JAKARTA, KOMPAS - Hingga pertengahan Desember 2018, realisasi penyaluran fasilitas likuiditas pembiayaan perumahan atau FLPP untuk rumah subsidi mencapai 46.946 unit. Angka itu sekitar 80 persen dari 58.000 unit target penyaluran tahun ini.
Direktur Layanan Pusat Pengelola Dana Pembiayaan Perumahan (PPDPP), Bimo Adi Nursanthyasto di Jakarta, Selasa (18/12/2018) menyatakan, selain mempercepat penyaluran di triwulan IV-2018, pihaknya mengevaluasi kinerja bank-bank pelaksana. Saat ini ada 43 bank penyalur FLPP yang bekerja sama dengan PPDPP.
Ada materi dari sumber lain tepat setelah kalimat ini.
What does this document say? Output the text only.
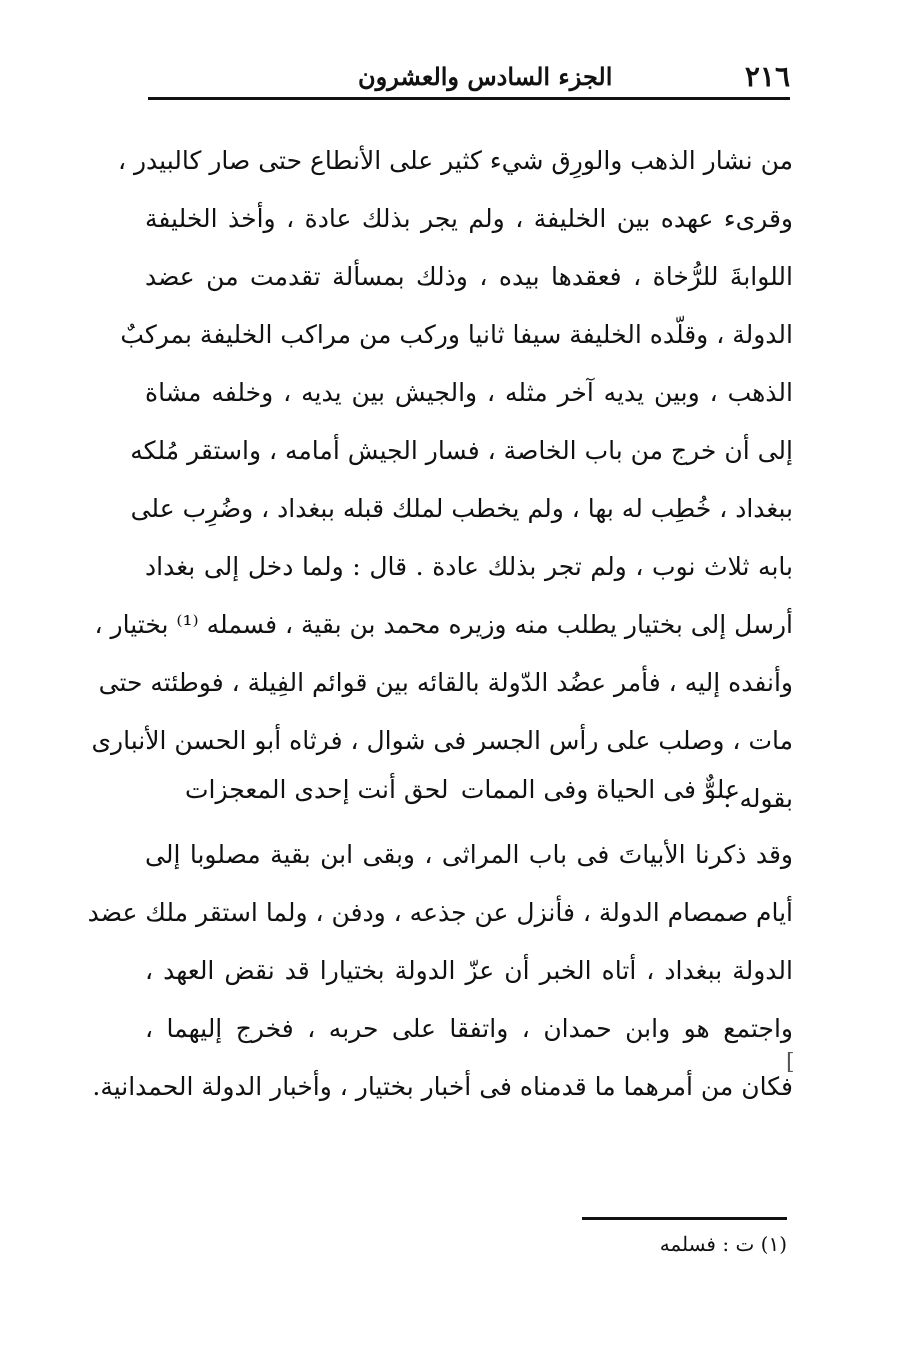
٢١٦
الجزء السادس والعشرون
من نشار الذهب والورِق شيء كثير على الأنطاع حتى صار كالبيدر ،
وقرىء عهده بين الخليفة ، ولم يجر بذلك عادة ، وأخذ الخليفة
اللوابةَ للرُّخاة ، فعقدها بيده ، وذلك بمسألة تقدمت من عضد
الدولة ، وقلّده الخليفة سيفا ثانيا وركب من مراكب الخليفة بمركبٌ
الذهب ، وبين يديه آخر مثله ، والجيش بين يديه ، وخلفه مشاة
إلى أن خرج من باب الخاصة ، فسار الجيش أمامه ، واستقر مُلكه
ببغداد ، خُطِب له بها ، ولم يخطب لملك قبله ببغداد ، وضُرِب على
بابه ثلاث نوب ، ولم تجر بذلك عادة . قال : ولما دخل إلى بغداد
أرسل إلى بختيار يطلب منه وزيره محمد بن بقية ، فسمله ⁽¹⁾ بختيار ،
وأنفده إليه ، فأمر عضُد الدّولة بالقائه بين قوائم الفِيلة ، فوطئته حتى
مات ، وصلب على رأس الجسر فى شوال ، فرثاه أبو الحسن الأنبارى
بقوله :
علوٌّ فى الحياة وفى الممات
لحق أنت إحدى المعجزات
وقد ذكرنا الأبياتَ فى باب المراثى ، وبقى ابن بقية مصلوبا إلى
أيام صمصام الدولة ، فأنزل عن جذعه ، ودفن ، ولما استقر ملك عضد
الدولة ببغداد ، أتاه الخبر أن عزّ الدولة بختيارا قد نقض العهد ،
واجتمع هو وابن حمدان ، واتفقا على حربه ، فخرج إليهما ،
فكان من أمرهما ما قدمناه فى أخبار بختيار ، وأخبار الدولة الحمدانية.
[
(١) ت : فسلمه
Evaluasi ditempuh untuk melihat capaian berdasarkan kuota yang diberikan ke masing-masing bank. Bank berkinerja baik aakan diperbolehkan menyalurkan FLPP lagi tahun depan. Pada tahun 2019, anggaran FLPP disiapkan Rp 5,2 triliun, belum termasuk dana pengembalian pokok pinjaman sebesar Rp 1,9 triliun.
Namun, belum jelas berapa jumlah unit rumah subsidi yang bisa dibiayai, sebab sebagian dari alokasi tersebut akan digunakan untuk membiayai aparatur sipil negara serta TNI-Polri. Pemerintah tengah menyusun skemanya.
Secara terpisah, pemerhati habitat dan permukiman Tjuk Kuswartojo berpendapat, skema pembiayaan FLPP tidak sepenuhnya memecahkan masalah. Sebab, konsep yang dibawa adalah membuat setiap orang memiliki rumah. Tanah semakin berkurang karena dimiliki masyarakat dan harganya semakin naik tidak terkendali.
"Kemudian, sampai kapan pun anggaran pemerintah pun tidak cukup untuk mengejar harga lahan yang tidak terkendali. Jika demikian, pemerintah semakin sulit mengendalikan harga rumah," kata Tjuk.
Padahal, menurut Tjuk, setiap orang seperti keluarga muda tidak harus memiliki rumah sedari awal. Sebab, jika mereka berkeluarga dengan anggota keluarga yang semakin besar, kebutuhan rumah pun akan berubah. Dengan demikian, orang muda atau keluarga muda malah sebaiknya disediakan rumah sewa yang layak huni, bukan didorong memiliki rumah.
Hal berikutnya, skema FLPP dinilainya hanya menguntungkan pengembang. Sebab, di satu sisi perbankan harus memastikan agar kredit tidak macet, di sisi lain pembeli yang merupakan masyarakat berpenghasilan rendah dipaksa mengeluarkan dana besar untuk mengangsur kredit pemilikan rumah. Sementara pengembang menerima dana segar dalam waktu singkat dan digunakan untuk membeli lahan kembali.